Opinion
2011-12-1
Smith Valliere PLLC, New York (Mark W. Smith of counsel), for appellants. Jules A. Epstein, Garden City, for respondent.
Smith Valliere PLLC, New York (Mark W. Smith of counsel), for appellants. Jules A. Epstein, Garden City, for respondent.
TOM, J.P., ANDRIAS, CATTERSON, ABDUS–SALAAM, ROMÁN, JJ.
Order, Supreme Court, New York County (Charles Edward Ramos, J.), entered June 2, 2011, which, among other things, designated and installed plaintiff as manager of FSJ, LLC; removed Goldburt as manager of FSJ; directed defendants not to transfer any of FSJ's property, assets, inventory or funds, except as required in the ordinary course of business; and declared that the parties' operating agreement remains in full force and effect, except as set forth in the order, unanimously modified, on the law and the facts, to vacate the order except as to those portions that enjoined defendants from transferring any of FSJ's property, assets, inventory or funds, except as required in the ordinary course of business, and declared that the parties' operating agreement remains in full force and effect, and the matter remanded for a hearing on whether FSJ's assets are at risk of being materially injured or destroyed or whether plaintiff will be irreparably harmed in the absence of a provisional remedy, and to determine the appropriate provisional remedy, if any, and otherwise affirmed, without costs.
The decision to grant or deny provisional relief is ordinarily committed to the sound discretion of the court. However, the function of a provisional remedy is “not to determine the ultimate rights of the parties, but to maintain the status quo until there can be a full hearing on the merits” ( Residential Bd. of Mgrs. of Columbia Condominium v. Alden, 178 A.D.2d 121, 122, 576 N.Y.S.2d 859 [1991] ). Further, the issuance of a mandatory injunction is appropriate only when such extraordinary relief is essential to maintaining the status quo ( id.). “[W]here conflicting affidavits raise sharp issues of fact,” injunctive relief should not be granted ( id. at 123, 576 N.Y.S.2d 859).

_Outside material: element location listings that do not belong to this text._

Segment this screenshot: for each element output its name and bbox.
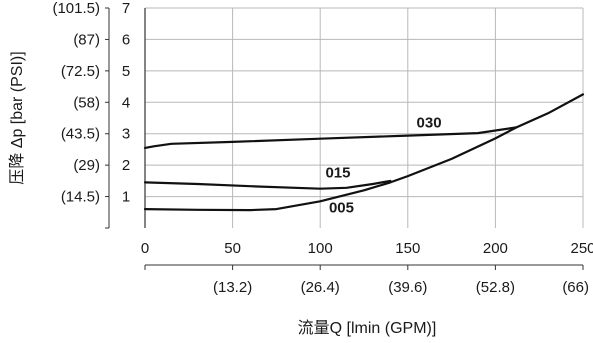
x-secondary-tick-label: (26.4) — [301, 279, 340, 296]
x-secondary-tick-label: (39.6) — [388, 279, 427, 296]
x-secondary-tick-label: (66) — [562, 279, 589, 296]
y-secondary-tick-label: (58) — [73, 94, 100, 111]
x-tick-label: 200 — [483, 240, 508, 257]
y-tick-label: 7 — [122, 0, 130, 17]
y-secondary-tick-label: (101.5) — [52, 0, 100, 17]
y-axis-title: 压降 Δp [bar (PSI)] — [8, 51, 26, 184]
x-tick-label: 50 — [224, 240, 241, 257]
axes — [105, 7, 584, 270]
series-line-015 — [143, 179, 392, 190]
series-lines — [143, 93, 585, 212]
plot-area — [145, 8, 583, 228]
y-secondary-tick-labels: (14.5) (29) (43.5) (58) (72.5) (87) (101.5) — [52, 0, 100, 206]
y-tick-label: 4 — [122, 94, 130, 111]
grid — [145, 7, 584, 228]
y-secondary-tick-label: (14.5) — [61, 189, 100, 206]
x-axis-title: 流量Q [lmin (GPM)] — [298, 319, 437, 337]
y-secondary-tick-label: (29) — [73, 157, 100, 174]
x-tick-label: 0 — [141, 240, 149, 257]
y-tick-label: 3 — [122, 126, 130, 143]
x-secondary-tick-label: (52.8) — [476, 279, 515, 296]
series-labels: 005 015 030 — [325, 114, 441, 216]
x-secondary-tick-labels: (13.2) (26.4) (39.6) (52.8) (66) — [213, 279, 589, 296]
y-tick-label: 2 — [122, 157, 130, 174]
x-tick-label: 150 — [395, 240, 420, 257]
y-secondary-tick-label: (72.5) — [61, 63, 100, 80]
series-label-030: 030 — [417, 114, 442, 131]
x-tick-label: 100 — [308, 240, 333, 257]
x-secondary-tick-label: (13.2) — [213, 279, 252, 296]
series-label-005: 005 — [329, 199, 354, 216]
x-tick-labels: 0 50 100 150 200 250 — [141, 240, 593, 257]
y-tick-label: 6 — [122, 31, 130, 48]
y-tick-label: 1 — [122, 189, 130, 206]
x-tick-label: 250 — [570, 240, 593, 257]
series-label-015: 015 — [325, 165, 350, 182]
y-tick-labels: 1 2 3 4 5 6 7 — [122, 0, 130, 206]
y-secondary-tick-label: (87) — [73, 31, 100, 48]
series-line-030 — [143, 126, 518, 149]
y-tick-label: 5 — [122, 63, 130, 80]
y-secondary-tick-label: (43.5) — [61, 126, 100, 143]
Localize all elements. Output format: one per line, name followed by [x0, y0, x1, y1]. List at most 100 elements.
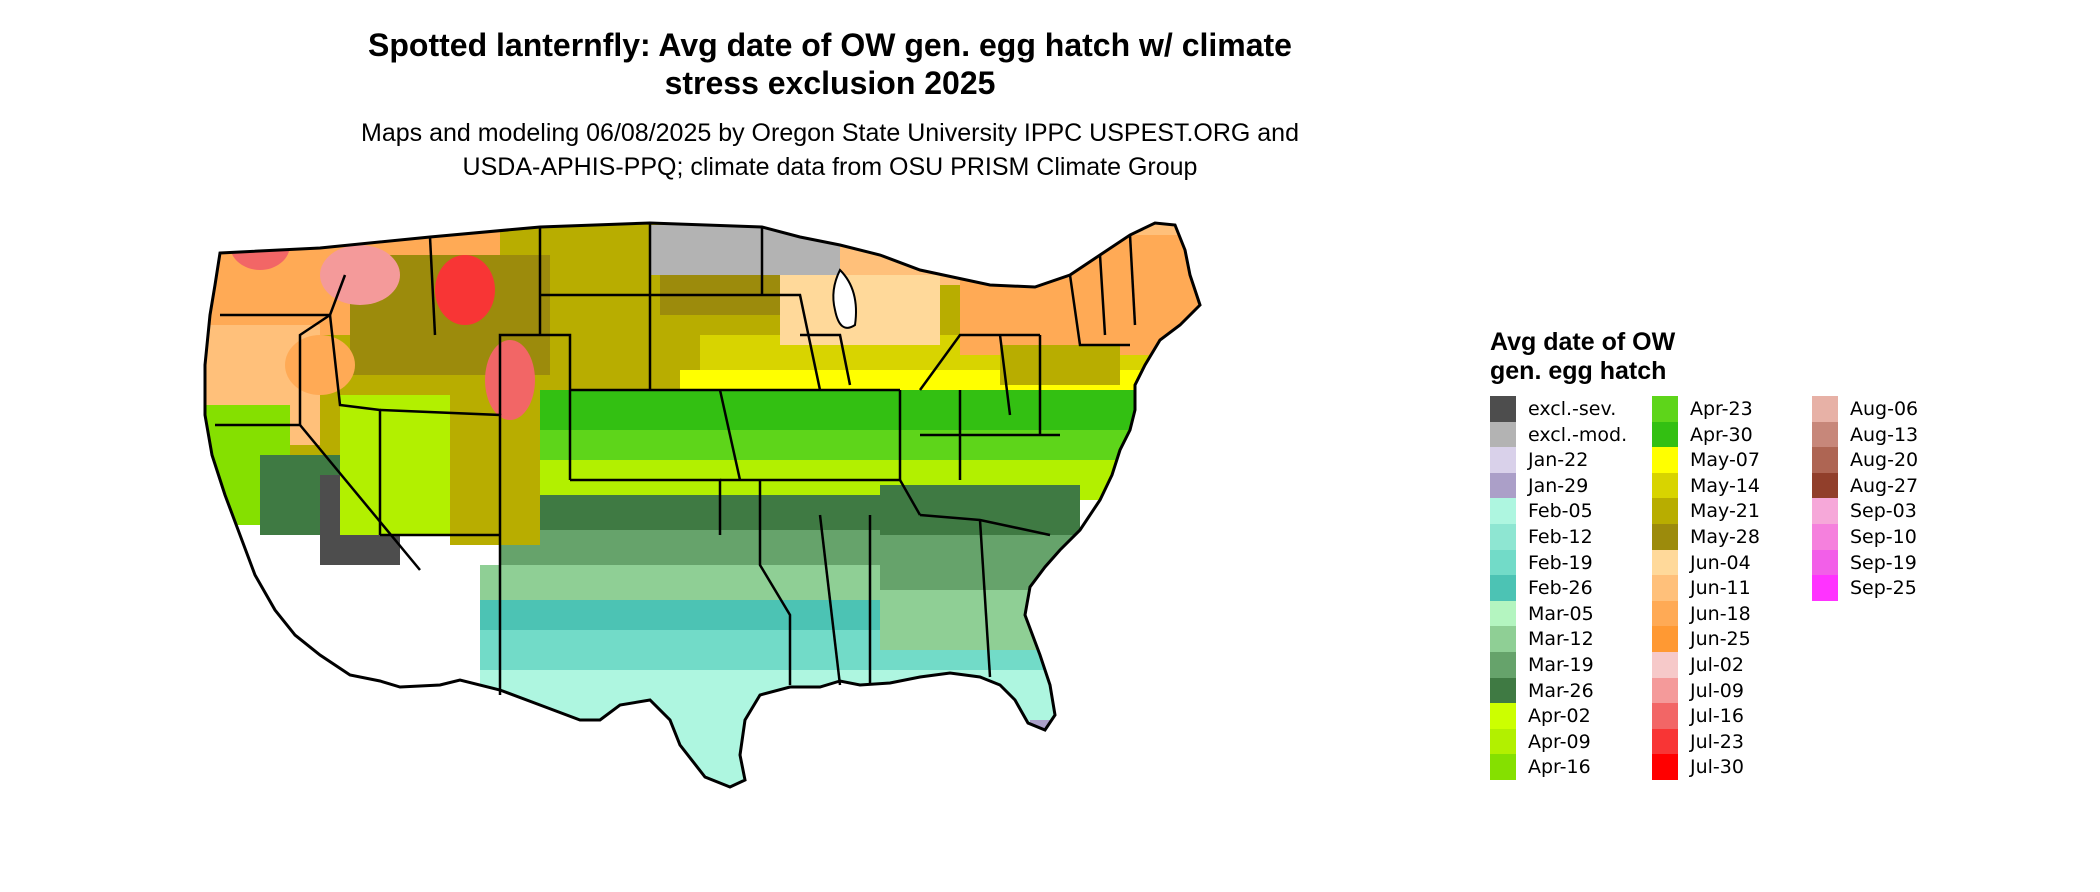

Here, the parties submitted conflicting affidavits regarding the status of FSJ and its assets. Thus, it is not clear that plaintiff was entitled to any provisional remedy, let alone the extraordinary one granted here. Plaintiff established some likelihood of success on the merits by demonstrating the various expenditures that were made without his written consent and by raising issues regarding the ownership of the patents, trademarks and FSJ's inventory. However, he did not clearly establish that he would be irreparably harmed in the absence of a preliminary injunction or that FSJ's property was in danger of being injured or destroyed such that the appointment of a temporary receiver was warranted ( see CPLR 6301; 6401). Indeed, the status of FSJ's assets was disputed, as was the propriety of the various expenditures and transfers of funds. Defendants also raised legitimate concerns about the future of FSJ should Goldburt be removed and plaintiff installed as manager. In particular, they noted Goldburt's intimate knowledge of the company and its technology as well as the fact that Goldburt made many personal contacts with distributors, suppliers and others that were essential to the health of the company. Accordingly, an evidentiary hearing is warranted to the extent indicated.
To the extent Supreme Court based its order on its examination of FSJ's operating agreement, we examine the agreement's language de novo ( see Duane Reade, Inc. v. Cardtronics, LP, 54 A.D.3d 137, 140, 863 N.Y.S.2d 14 [2008] ). The agreement's section on management expressly provides that the managing members “shall be David Perillo and Tim Goldburt.” Although the section presumed that a manager had a membership interest in FSJ, Goldburt had an indirect membership interest in the company through his interest in defendant RAM Phosphorix, LLC, which had a membership interest, and Goldburt executed the agreement on RAM's behalf. The section on management also states that Perillo and Goldburt shall be managers, “unless removed as permitted hereby, or until they shall no longer own any part of the Membership Interest.” For the motion court to read this language to mean that Goldburt was never properly a manager because he did not own a direct membership interest in the company leads to an absurd result and ignores the parties' clear intent to have Goldburt serve as a manager. Thus, we read the agreement to unambiguously permit Goldburt to serve as manager, as this construction effectuates the parties' intent ( see Welsbach Elec. Corp. v. MasTec N. Am., Inc., 7 N.Y.3d 624, 629, 825 N.Y.S.2d 692, 859 N.E.2d 498 [2006] ).